Demokrat Partili valiler Los Angeles'a Ulusal Muhafız konuşlandırılmasını eleştirdi

Kaliforniya Ulusal Muhafız Birlikleri (AP)
Kaliforniya Ulusal Muhafız Birlikleri (AP)

ABD’deki Demokrat Partili eyalet valileri, Başkan Donald Trump'ın dün belgesiz göçmenlerin gözaltına alınmasına karşı düzenlenen protestoları bastırmak üzere Los Angeles'a Ulusal Muhafızların konuşlandırılması talimatı vermesini, bu konudaki yetkinin eyalet valisine ait olduğunu vurgulayarak eleştirdiler.

Ortak bir açıklama yapan valiler, Başkan Trump'ın Kaliforniya eyaletine bağlı Ulusal Muhafızları konuşlandırma hamlesinin ‘endişe verici bir yetki suiistimali’ olduğunu söylediler.
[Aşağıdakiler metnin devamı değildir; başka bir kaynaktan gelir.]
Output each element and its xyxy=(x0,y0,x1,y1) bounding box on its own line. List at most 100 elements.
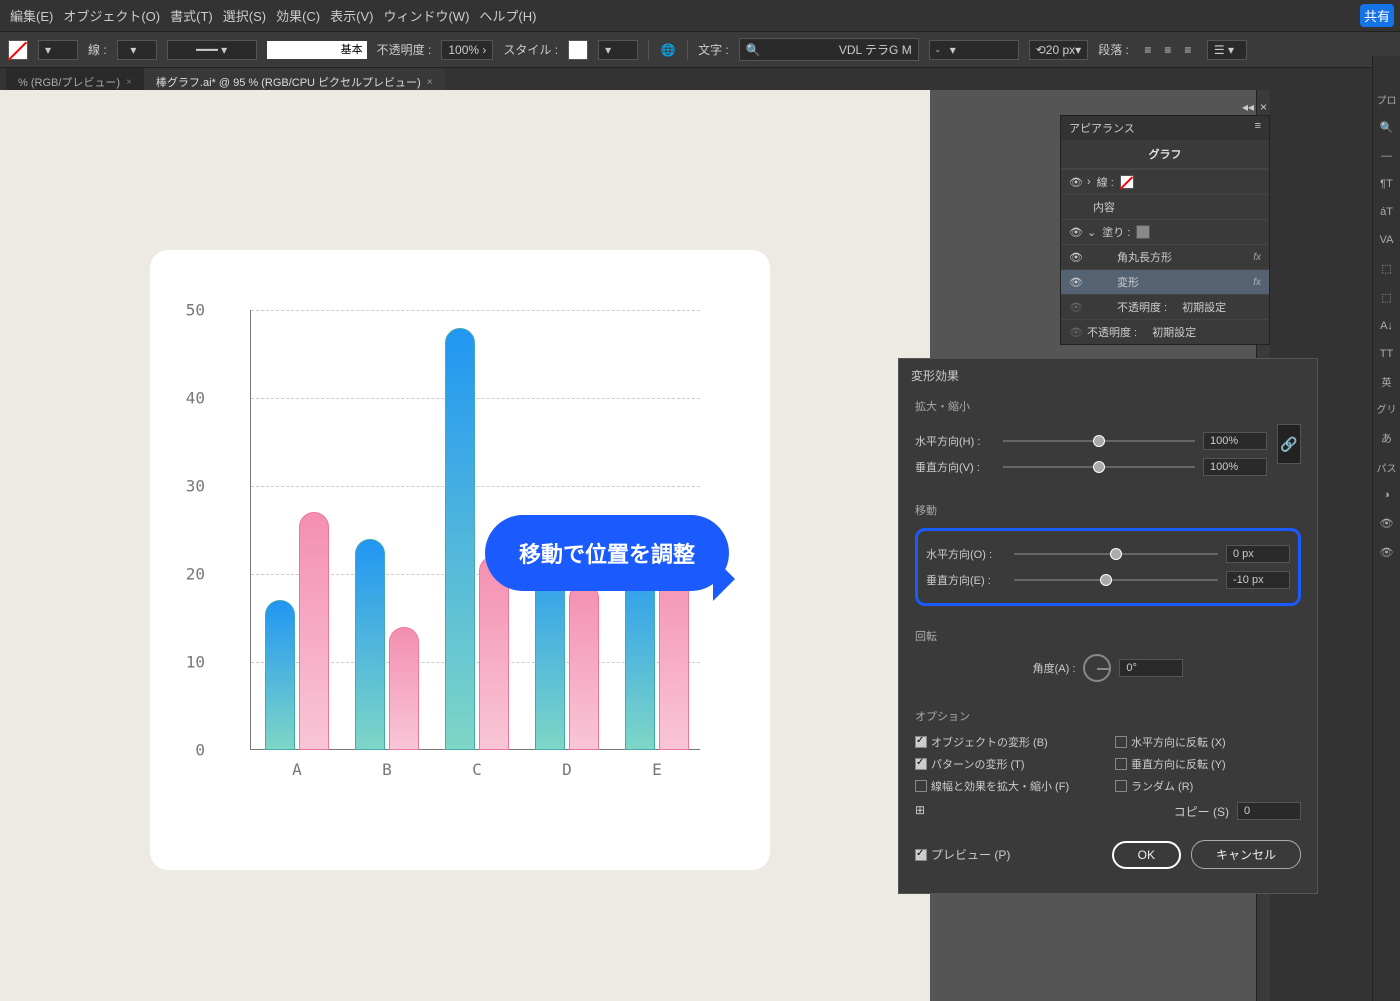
rail-search-icon[interactable]: 🔍 xyxy=(1373,113,1400,142)
rail-text-icon[interactable]: あ xyxy=(1373,422,1400,454)
eye-icon[interactable]: 👁 xyxy=(1069,226,1081,238)
stroke-label: 線 : xyxy=(88,41,107,58)
grid-icon[interactable]: ⊞ xyxy=(915,803,931,819)
stroke-weight[interactable]: ▾ xyxy=(117,40,157,60)
para-align[interactable]: ≡ ≡ ≡ xyxy=(1139,41,1197,59)
stroke-profile[interactable]: ━━━ ▾ xyxy=(167,40,257,60)
opt-scale-strokes[interactable]: 線幅と効果を拡大・縮小 (F) xyxy=(915,778,1085,794)
move-highlight: 水平方向(O) : 0 px 垂直方向(E) : -10 px xyxy=(915,528,1301,606)
globe-icon[interactable]: 🌐 xyxy=(659,41,677,59)
rail-color-icon[interactable]: ◑ xyxy=(1373,481,1400,509)
preview-checkbox[interactable]: プレビュー (P) xyxy=(915,846,1010,863)
rail-glyph-icon[interactable]: áT xyxy=(1373,198,1400,226)
vmove-slider[interactable] xyxy=(1014,579,1218,581)
menu-help[interactable]: ヘルプ(H) xyxy=(475,4,540,27)
fill-dropdown[interactable]: ▾ xyxy=(38,40,78,60)
rail-dash-icon[interactable]: — xyxy=(1373,142,1400,170)
transform-effect-dialog: 変形効果 拡大・縮小 水平方向(H) : 100% 垂直方向(V) : 100%… xyxy=(898,358,1318,894)
hscale-input[interactable]: 100% xyxy=(1203,432,1267,450)
ok-button[interactable]: OK xyxy=(1112,841,1181,869)
appearance-stroke-row[interactable]: 👁 › 線 : xyxy=(1061,169,1269,194)
appearance-transform-row[interactable]: 👁 変形 fx xyxy=(1061,269,1269,294)
menu-icon[interactable]: ≡ xyxy=(1255,120,1261,136)
menu-select[interactable]: 選択(S) xyxy=(219,4,270,27)
vmove-input[interactable]: -10 px xyxy=(1226,571,1290,589)
collapse-icon[interactable]: ◂◂ xyxy=(1242,100,1254,114)
rail-va-icon[interactable]: VA xyxy=(1373,226,1400,254)
align-right-icon[interactable]: ≡ xyxy=(1179,41,1197,59)
rail-eng[interactable]: 英 xyxy=(1373,368,1400,395)
dialog-title: 変形効果 xyxy=(899,359,1317,392)
close-icon[interactable]: × xyxy=(427,77,433,88)
font-style[interactable]: - ▾ xyxy=(929,40,1019,60)
para-label: 段落 : xyxy=(1098,41,1129,58)
menu-object[interactable]: オブジェクト(O) xyxy=(59,4,164,27)
opt-reflect-x[interactable]: 水平方向に反転 (X) xyxy=(1115,734,1285,750)
share-button[interactable]: 共有 xyxy=(1360,4,1394,27)
align-center-icon[interactable]: ≡ xyxy=(1159,41,1177,59)
stroke-type[interactable]: 基本 xyxy=(267,41,367,59)
fill-swatch[interactable] xyxy=(8,40,28,60)
eye-icon[interactable]: 👁 xyxy=(1069,276,1081,288)
angle-dial[interactable] xyxy=(1083,654,1111,682)
style-label: スタイル : xyxy=(503,41,558,58)
appearance-panel: ◂◂× アピアランス≡ グラフ 👁 › 線 : 内容 👁 ⌄ 塗り : 👁 角丸… xyxy=(1060,115,1270,345)
font-field[interactable]: 🔍 VDL テラG M xyxy=(739,38,919,61)
opt-pattern-transform[interactable]: パターンの変形 (T) xyxy=(915,756,1085,772)
eye-icon[interactable]: 👁 xyxy=(1069,176,1081,188)
rail-glyph[interactable]: グリ xyxy=(1373,395,1400,422)
rail-eye-icon[interactable]: 👁 xyxy=(1373,509,1400,538)
rail-aa-icon[interactable]: A↓ xyxy=(1373,312,1400,340)
rail-properties[interactable]: プロ xyxy=(1373,86,1400,113)
appearance-target: グラフ xyxy=(1061,140,1269,169)
appearance-fill-row[interactable]: 👁 ⌄ 塗り : xyxy=(1061,219,1269,244)
opt-reflect-y[interactable]: 垂直方向に反転 (Y) xyxy=(1115,756,1285,772)
scale-section: 拡大・縮小 水平方向(H) : 100% 垂直方向(V) : 100% 🔗 xyxy=(899,392,1317,496)
menu-window[interactable]: ウィンドウ(W) xyxy=(379,4,473,27)
rail-icon2[interactable]: ⬚ xyxy=(1373,283,1400,312)
rotate-section: 回転 角度(A) : 0° xyxy=(899,622,1317,702)
cancel-button[interactable]: キャンセル xyxy=(1191,840,1301,869)
menu-effect[interactable]: 効果(C) xyxy=(272,4,324,27)
font-size[interactable]: ⟲ 20 px ▾ xyxy=(1029,40,1088,60)
hscale-slider[interactable] xyxy=(1003,440,1195,442)
close-icon[interactable]: × xyxy=(126,77,132,88)
opt-object-transform[interactable]: オブジェクトの変形 (B) xyxy=(915,734,1085,750)
menu-format[interactable]: 書式(T) xyxy=(166,4,217,27)
opacity-value[interactable]: 100% › xyxy=(441,40,493,60)
rail-pathfinder[interactable]: パス xyxy=(1373,454,1400,481)
rail-tt-icon[interactable]: TT xyxy=(1373,340,1400,368)
hmove-input[interactable]: 0 px xyxy=(1226,545,1290,563)
vscale-input[interactable]: 100% xyxy=(1203,458,1267,476)
move-section: 移動 水平方向(O) : 0 px 垂直方向(E) : -10 px xyxy=(899,496,1317,622)
text-label: 文字 : xyxy=(698,41,729,58)
menu-view[interactable]: 表示(V) xyxy=(326,4,377,27)
rail-type-icon[interactable]: ¶T xyxy=(1373,170,1400,198)
copies-input[interactable]: 0 xyxy=(1237,802,1301,820)
hmove-slider[interactable] xyxy=(1014,553,1218,555)
right-panel-rail: プロ 🔍 — ¶T áT VA ⬚ ⬚ A↓ TT 英 グリ あ パス ◑ 👁 … xyxy=(1372,56,1400,1001)
list-dropdown[interactable]: ☰ ▾ xyxy=(1207,40,1247,60)
appearance-roundrect-row[interactable]: 👁 角丸長方形 fx xyxy=(1061,244,1269,269)
menubar: 編集(E) オブジェクト(O) 書式(T) 選択(S) 効果(C) 表示(V) … xyxy=(0,0,1400,31)
appearance-opacity2-row[interactable]: 👁 不透明度 : 初期設定 xyxy=(1061,319,1269,344)
close-icon[interactable]: × xyxy=(1260,100,1267,114)
vscale-slider[interactable] xyxy=(1003,466,1195,468)
control-toolbar: ▾ 線 : ▾ ━━━ ▾ 基本 不透明度 : 100% › スタイル : ▾ … xyxy=(0,31,1400,68)
rail-eye-icon2[interactable]: 👁 xyxy=(1373,538,1400,567)
panel-title: アピアランス xyxy=(1069,120,1135,136)
eye-icon[interactable]: 👁 xyxy=(1069,251,1081,263)
style-dropdown[interactable]: ▾ xyxy=(598,40,638,60)
rail-icon[interactable]: ⬚ xyxy=(1373,254,1400,283)
angle-input[interactable]: 0° xyxy=(1119,659,1183,677)
appearance-opacity1-row[interactable]: 👁 不透明度 : 初期設定 xyxy=(1061,294,1269,319)
opacity-label: 不透明度 : xyxy=(377,41,432,58)
opt-random[interactable]: ランダム (R) xyxy=(1115,778,1285,794)
appearance-content-row[interactable]: 内容 xyxy=(1061,194,1269,219)
align-left-icon[interactable]: ≡ xyxy=(1139,41,1157,59)
annotation-bubble: 移動で位置を調整 xyxy=(485,515,729,591)
style-swatch[interactable] xyxy=(568,40,588,60)
link-icon[interactable]: 🔗 xyxy=(1277,424,1301,464)
options-section: オプション オブジェクトの変形 (B) 水平方向に反転 (X) パターンの変形 … xyxy=(899,702,1317,832)
menu-edit[interactable]: 編集(E) xyxy=(6,4,57,27)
Valilere eyaletlerindeki Ulusal Muhafız güçlerini yönetme yetkisi veren yürütme yetkisine saygı gösterilmesinin önemli olduğunu da sözlerine eklediler.

Trump dün, göçmenlere yönelik baskınların ardından düzenlenen ve bazılarında şiddet olaylarının yaşandığı protesto gösterilerinin ardından, eyalet valisinin talebine rağmen ender görülen bir hamleyle Ulusal Muhafızların Los Angeles’ta konuşlanmaya başladığı sırada ‘kanun ve düzen’ getirme sözü verdi.

Gazetecilere yaptığı açıklamada Los Angeles'a gönderilen birliklerin ‘çok güçlü bir şekilde kanun ve düzen’ uygulayacağını söyleyen Trump, ‘şiddet yanlısı insanlar olduğunu ve yaptıklarının yanlarına kar kalmasına izin vermeyeceklerini’ de sözlerine ekledi.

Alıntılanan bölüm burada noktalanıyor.